Al consagrar el sistema de la Restauración el centralismo en su Constitución, se fomentó el desarrollo de movimientos nacionalistas o “regionalismos periféricos”, que, en un principio, tuvieron objetivos moderados, como la creación de ins­tituciones propias o la consecución de la autonomía administrativa, pero, con el tiempo, se radicalizaron reclamando la independencia de sus territorios, a los que consideraban auténticas naciones.

En Cataluña, se fundó la Unió Catalanista (1891), para intentar unificar todas las tendencias en torno a la conservadora burguesía nacionalista. De esta forma, se unieron el Centre Catalá y la Lliga de Catalunya. La Unió Catalanista elaboró las Bases de Manresa (1892), que recogían el primer programa explícito de catalanismo e incluía un proyecto de Estatuto de Autonomía de carácter conservador y tradicionalista. Sin embargo, hasta 1901 no se formó el primer gran partido catalanista, la Lliga Regionalista, liderado por Prat de la Riba y Cambó.

El nacionalismo vasco surgió para intentar recuperar los fueros perdidos.

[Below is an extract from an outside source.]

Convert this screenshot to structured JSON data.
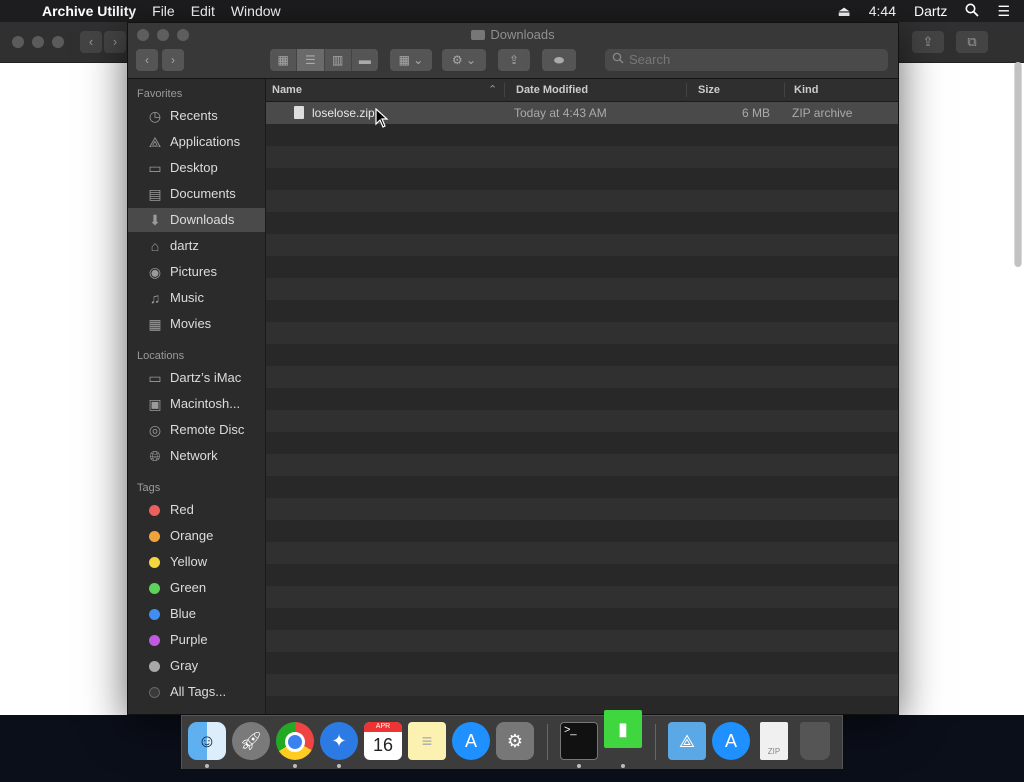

Su impulsor, Sabino Arana, definirá un nacionalismo tradicionalista, integrista católico y contrario a la indus­trialización, al liberalismo, al socialismo y a España. En 1895 fundó el Partido Nacionalista Vasco con una declaración antiespañola y con la voluntad de restaurar las leyes tradicionales. Con el tiempo apareció una corriente más radical, defensora a ultranza de la independencia, y otra que buscaba como objetivo más viable y práctico la autonomía dentro del Estado español.

El nacionalismo gallego no logró construir una fuerza política galleguista homogénea. Los pensadores nacionalistas (Manuel Murguía, Alfredo Brañas) no pretendían alcanzar un Estado inde­pendiente, sino un modelo jurídico-político de descentralización designado con el término de autonomía.

El regionalismo andaluz comenzó con los movimientos cantonalistas de 1873, pero no se consolidó en un partido anda­lucista burgués, posiblemente por la vinculación de la burguesía andaluza con el poder central y por la deriva del movimiento obrero anda­luz hacia el anarquismo, contrario a todo pacto con la burguesía. Su principal teórico fue Blas Infante.